「やれば報われる」ではなく「報われた人だけが語られる」構造 ──AIに相談して分かった「成功が語られる構造」
最近、ふと考えた。
昔から、たまに見るNHKの『プロジェクトX』に鼓舞され、気合を入れて生きてきた。
起業してからも、週末、お店の帰りに再放送しているのNHKの『プロジェクトX』に鼓舞され、何度も立ち上がろうとした。

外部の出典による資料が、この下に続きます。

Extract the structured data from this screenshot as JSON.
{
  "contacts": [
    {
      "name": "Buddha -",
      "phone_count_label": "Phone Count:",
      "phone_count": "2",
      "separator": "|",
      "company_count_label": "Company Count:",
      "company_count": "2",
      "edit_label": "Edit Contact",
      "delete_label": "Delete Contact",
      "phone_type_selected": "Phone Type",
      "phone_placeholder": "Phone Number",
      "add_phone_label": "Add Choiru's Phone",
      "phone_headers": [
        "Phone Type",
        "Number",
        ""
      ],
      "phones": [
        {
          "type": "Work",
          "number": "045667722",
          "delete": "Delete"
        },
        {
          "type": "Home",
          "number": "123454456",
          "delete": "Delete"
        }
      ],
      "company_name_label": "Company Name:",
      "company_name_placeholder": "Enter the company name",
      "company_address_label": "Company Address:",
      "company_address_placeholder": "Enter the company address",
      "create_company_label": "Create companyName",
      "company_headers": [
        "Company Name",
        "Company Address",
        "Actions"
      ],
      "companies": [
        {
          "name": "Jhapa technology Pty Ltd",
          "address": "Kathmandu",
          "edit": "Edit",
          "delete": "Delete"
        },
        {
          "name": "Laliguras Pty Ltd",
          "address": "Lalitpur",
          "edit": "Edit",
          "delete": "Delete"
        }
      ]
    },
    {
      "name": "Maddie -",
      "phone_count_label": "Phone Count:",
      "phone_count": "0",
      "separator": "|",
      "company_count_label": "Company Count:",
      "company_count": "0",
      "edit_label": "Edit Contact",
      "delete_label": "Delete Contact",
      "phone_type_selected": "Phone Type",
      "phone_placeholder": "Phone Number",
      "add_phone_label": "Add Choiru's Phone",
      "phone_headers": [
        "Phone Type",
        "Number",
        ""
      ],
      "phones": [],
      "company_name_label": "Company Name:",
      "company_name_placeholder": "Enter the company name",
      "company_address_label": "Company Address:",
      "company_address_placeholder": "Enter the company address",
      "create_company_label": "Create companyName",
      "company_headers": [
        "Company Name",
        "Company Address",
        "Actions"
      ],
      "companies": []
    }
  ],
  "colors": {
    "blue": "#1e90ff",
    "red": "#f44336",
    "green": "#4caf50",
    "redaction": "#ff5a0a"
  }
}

しかし、番組のような大ピンチからの奇跡のような回復は起きなかった。
努力が足りないと言えば、それまでだし、
番組を観ててしんどさを覚えるようにもなっていた。
あの頃の自分にとって「ノイズ」だったのだろうか、と。
今は、見たあとに少し心がざわつくようになっている。
そこで、AIにこの疑問を投げてみた。
AIに聞いた問い
プロジェクトXって、
「やれば報われる」という生存者(成功)バイアスを
強めてしまう番組じゃないだろうか?
返ってきた答えは、意外と冷静だった。
「やれば報われる」ではない
AIは、まずこう整理してきた。
「やれば報われる、ではない。
正確には、
『報われた人だけが語られる』構造だ」
これは心理学や統計でいう
サバイバーシップ・バイアス。
生き残った人、
成功した人約1〜2%だけが可視化され、
そこから物語や教訓を引き出してしまう錯覚だという。
では「1〜2%」という話はどこから来るのか?
私がさらに突っ込んで聞いた。
成功事例が「1〜2%」というのは、
どこかに統計的な根拠があるのか?
AIの答えは、こうだった。
それは厳密な統計数字ではない
しかし、構造的には妥当なレンジだ
理由はこうだ。
起業、投資、研究、スポーツ、芸能──
どの分野でも、
挑戦者は大量にいる
生き残れるのは一部
「成功」と呼ばれるのはさらに一部
メディアで語られるのは、その中のごく一部
この多重フィルターを通過した結果、
「物語になる成功」は、体感的に数%以下になる。
AIはこう表現していた。
「1〜2%というのは、
数字の断定ではなく、
成功が語られる“密度”を表した比喩です」なるほど、と思った。
プロジェクトXが悪いわけではない
AIは、こんな補足もしてきた。
番組が嘘をついているわけではない
登場する人たちは本物
ただし、語られていない人が圧倒的に多い。
同じ時代に、
同じように挑戦し、
同じように苦しみ、
それでも報われなかった人たち。
その人たちは、
最初から画面に映らない。
いちばんの問題は「人生判断に使ってしまうこと」
AIが一番危険だと言ったのは、ここだった。
苦しいのは成功の前触れ
逃げたら物語が終わる
報われないのは覚悟が足りない
こうした考えを、
無意識に自分へ向けてしまうこと。
これは、
現実に苦しんでいる人ほど、
静かに心を削る。
AIに相談して、私が出した結論
プロジェクトXは、
感動するための番組
娯楽として楽しむコンテンツ
それでいい。
でも、
人生の判断材料
今踏ん張るべきかどうかの指針
には、しない。
判断基準はもっと地味でいい。
生き延びられるか
心が壊れないか
生活を守れるか
これは希望を捨てた話ではない。
AIとの対話で、一番救われたのはここだった。
「99%の“語られない側”にいることは、
失敗ではありません」
無理に、
1〜2%の物語に自分を当てはめなくていい。
そう思えたことで、
少しだけ肩の力が抜けた。
今は、踏ん張るかどうかを決めるために、無理に感動を摂取しない。
まずは、生き延びることを最優先にする。